KANSAS CITY, Mo. — President Bush yesterday called for making his tax cuts permanent for the first time since signing a major tax-cut package in May that was touted as temporary in order to keep the price tag low.
Critics saw the move as an attempt at yet another tax cut “costing more than $1 trillion over the next decade” at a time when Democratic presidential candidates are demanding that Mr. Bush repeal even his earlier, temporary cuts.
But the White House insisted the president was not “double-dipping” by resuming his demand for tax-relief measures that would have shattered the $350 billion ceiling Congress imposed on the May cut.
“When we threw out the old taxes, Americans didn’t expect to see them sneaking in through the back door,” Mr. Bush told an adoring crowd of business owners here. “For the sake of economic growth, for the sake of job creation, the United States Congress must make these tax cuts permanent.”
The measure was part of what Mr. Bush called a six-point plan for accelerating economic growth. It amounted to the most aggressive and detailed defense of his economic stewardship, which has come under fierce attack by Democratic presidential candidates.
One of them, Rep. Richard A. Gephardt, yesterday said the president’s first two major tax-cut packages, passed in 2001 and this year, have failed to create desperately needed jobs.

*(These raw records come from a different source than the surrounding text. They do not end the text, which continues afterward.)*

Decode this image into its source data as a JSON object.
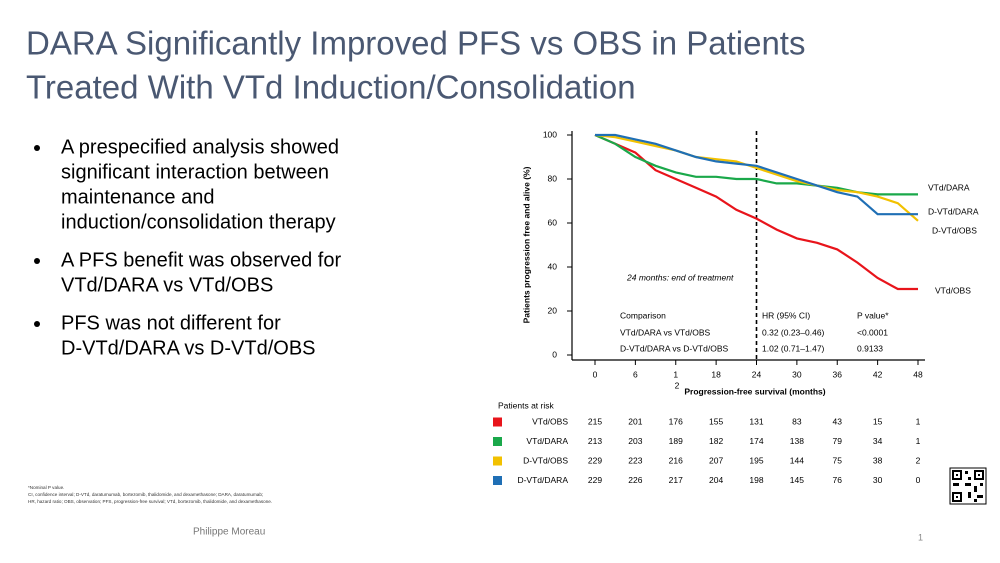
{
  "title_lines": [
    "DARA Significantly Improved PFS vs OBS in Patients",
    "Treated With VTd Induction/Consolidation"
  ],
  "bullets": [
    [
      "A prespecified analysis showed",
      "significant interaction between",
      "maintenance and",
      "induction/consolidation therapy"
    ],
    [
      "A PFS benefit was observed for",
      "VTd/DARA vs VTd/OBS"
    ],
    [
      "PFS was not different for",
      "D-VTd/DARA vs D-VTd/OBS"
    ]
  ],
  "footnotes": [
    "*Nominal P value.",
    "CI, confidence  interval; D-VTd, daratumumab, bortezomib, thalidomide, and dexamethasone; DARA, daratumumab;",
    "HR, hazard ratio; OBS, observation; PFS, progression-free survival; VTd, bortezomib, thalidomide, and dexamethasone."
  ],
  "presenter": "Philippe Moreau",
  "page_number": "1",
  "chart_data": {
    "type": "line",
    "x_label": "Progression-free survival (months)",
    "y_label": "Patients progression free and alive (%)",
    "x_label_fragment": "2",
    "annotation": "24 months: end of treatment",
    "vline": 24,
    "x": [
      0,
      3,
      6,
      9,
      12,
      15,
      18,
      21,
      24,
      27,
      30,
      33,
      36,
      39,
      42,
      45,
      48
    ],
    "series": [
      {
        "name": "VTd/OBS",
        "color": "#e8141b",
        "values": [
          100,
          96,
          92,
          84,
          80,
          76,
          72,
          66,
          62,
          57,
          53,
          51,
          48,
          42,
          35,
          30,
          30
        ]
      },
      {
        "name": "VTd/DARA",
        "color": "#1aa84a",
        "values": [
          100,
          96,
          90,
          86,
          83,
          81,
          81,
          80,
          80,
          78,
          78,
          77,
          76,
          74,
          73,
          73,
          73
        ]
      },
      {
        "name": "D-VTd/OBS",
        "color": "#f2c100",
        "values": [
          100,
          99,
          97,
          95,
          93,
          90,
          89,
          88,
          85,
          82,
          79,
          77,
          75,
          74,
          72,
          69,
          61
        ]
      },
      {
        "name": "D-VTd/DARA",
        "color": "#1f6fb5",
        "values": [
          100,
          100,
          98,
          96,
          93,
          90,
          88,
          87,
          86,
          83,
          80,
          77,
          74,
          72,
          64,
          64,
          64
        ]
      }
    ],
    "xlim": [
      0,
      48
    ],
    "xticks": [
      0,
      6,
      {
        "value": 12,
        "label": "1"
      },
      18,
      24,
      30,
      36,
      42,
      48
    ],
    "ylim": [
      0,
      100
    ],
    "yticks": [
      0,
      20,
      40,
      60,
      80,
      100
    ],
    "comparison_table": {
      "header": [
        "Comparison",
        "HR (95% CI)",
        "P value*"
      ],
      "rows": [
        [
          "VTd/DARA  vs VTd/OBS",
          "0.32 (0.23–0.46)",
          "<0.0001"
        ],
        [
          "D-VTd/DARA  vs D-VTd/OBS",
          "1.02 (0.71–1.47)",
          "0.9133"
        ]
      ]
    },
    "risk_table": {
      "title": "Patients at risk",
      "rows": [
        {
          "label": "VTd/OBS",
          "values": [
            215,
            201,
            176,
            155,
            131,
            83,
            43,
            15,
            1
          ]
        },
        {
          "label": "VTd/DARA",
          "values": [
            213,
            203,
            189,
            182,
            174,
            138,
            79,
            34,
            1
          ]
        },
        {
          "label": "D-VTd/OBS",
          "values": [
            229,
            223,
            216,
            207,
            195,
            144,
            75,
            38,
            2
          ]
        },
        {
          "label": "D-VTd/DARA",
          "values": [
            229,
            226,
            217,
            204,
            198,
            145,
            76,
            30,
            0
          ]
        }
      ]
    }
  }
}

“Making it all permanent is just increasing the problem,” he told The Washington Times. “It’s not getting the economy to grow because the tax cuts go to the wrong people for the wrong reasons.”
The Missouri Democrat added: “When I’m president, I will ask the Congress to lay aside the Bush tax cuts.”
But as part of a concerted effort to take the political fight over the economy directly to Democratic presidential hopefuls like Mr. Gephardt and front-runner Howard Dean, the president said their calls to roll back his cuts amount to massive tax increases.
“Some critics, who opposed tax relief to start with, are still opposing it,” he said. “They argue we should return to the way things were in 2001. What they’re really saying is they want to raise taxes.
“Higher taxes will not create one job in America,” he added. “Raising taxes would hurt economic growth. Tax relief is putting this nation on the path to prosperity and I intend to keep it on the path to prosperity.”
The president’s first major cut, passed in 2001, was supposed to provide $1.35 trillion in tax relief over 10 years. But many of the cuts were temporary and others were not scheduled to take effect until the latter years, precluding an immediate stimulative effect on the economy.
Early this year, the president proposed a second, $726 billion tax cut that included making his earlier cuts permanent. When Congress balked at the price tag, Mr. Bush agreed to abandon the permanence provisions.
That lowered the package to $350 billion and allowed Mr. Bush to “front-load” plenty of economic stimuli that began taking effect immediately after passage in May. Democrats feared they had been outmaneuvered when it dawned on them it would be political suicide to ever reinstate temporarily suspended taxes like one that penalizes married couples.